ベーシスト「あれ? 昨日も一緒だっけ?」
ドラマー「そうだっけ?あ、やたらチョッパー多くてやりづらかったから、そうかも(笑)」
ベーシスト「じゃ、違うな(笑)、そりゃ○○だろ」
ドラマー「ん?あいつはツアー中で今は地方…(笑)」
時間になっても来ないケースが多いのはギターとパ?カッション。セッティング一番大変なのに…。(あ、これはあくまでも個人的な印象です。もちろん遅刻しない方がほとんどです)
いつの間にか来ていたディレクターが、アレンジャーに聞きます。
「お、おはよ、アレンジどんな感じ?」(なんだよ、その質問。(笑))
「あー、まあ良い感じです」(そんな質問だと、そんな答え)
「おっけー、じゃよろしくー。」(気にしてない…(笑))
サウンドチェック中の故ジェフ・ポルカロ。貴重な後ろからのショット!/写真提供:中島 睦
そんな感じでスタジオが始まります。「リズム録り」は、たいてい4リズム(Dr、Bass、G、Piano)でしたが、同時にパーカッションとかAGとか、スタジオのブース数に余裕あれば出来るだけ「せーの」でやっていました。
これにVo(歌謡曲ものだと仮歌シンガー)入るとミュージシャンが6、7人集まります。
みんな、認め合っていましたし、グルーヴも判っていて、マジックが起きるのを楽しみにしていて、仲も良かったのです。たまにソリの合わないプレイヤー同士も居ましたけどね。

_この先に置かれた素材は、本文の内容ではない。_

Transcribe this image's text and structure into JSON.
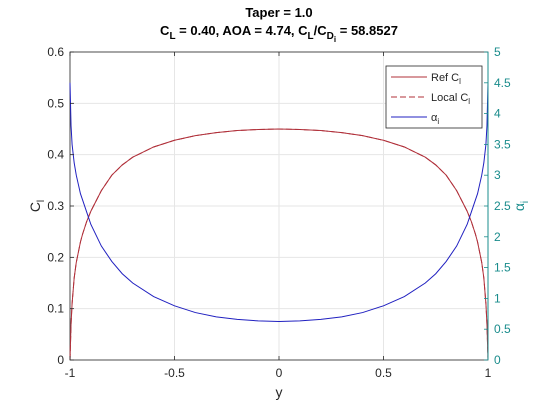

そしてVol.2で書いたような「リズム録り」が始まるのです。
■ Profile ■
中島 睦(なかじま・むつむ)
東京都出身。大学在学中に、音楽制作のアシスタントを始める。
竹内まりや独身期のマネージャーを務め、その後、音楽制作・コーディネイト会社に入社。松任谷由実、久保田利伸始め、数多くのコンサートコーディネイトを担当し、数十枚のCD音源制作ディレクション・プロデュースを手掛ける。またプロミュージシャン・アレンジャーのマネージャーなどを兼任。
2002年ライブバー、渋谷WastedTimeを立ち上げるが、2016年5月惜しまれつつ閉店。
現在はフリーランスで音楽制作プロデュース、ライブハウスのブッキング等を行っている。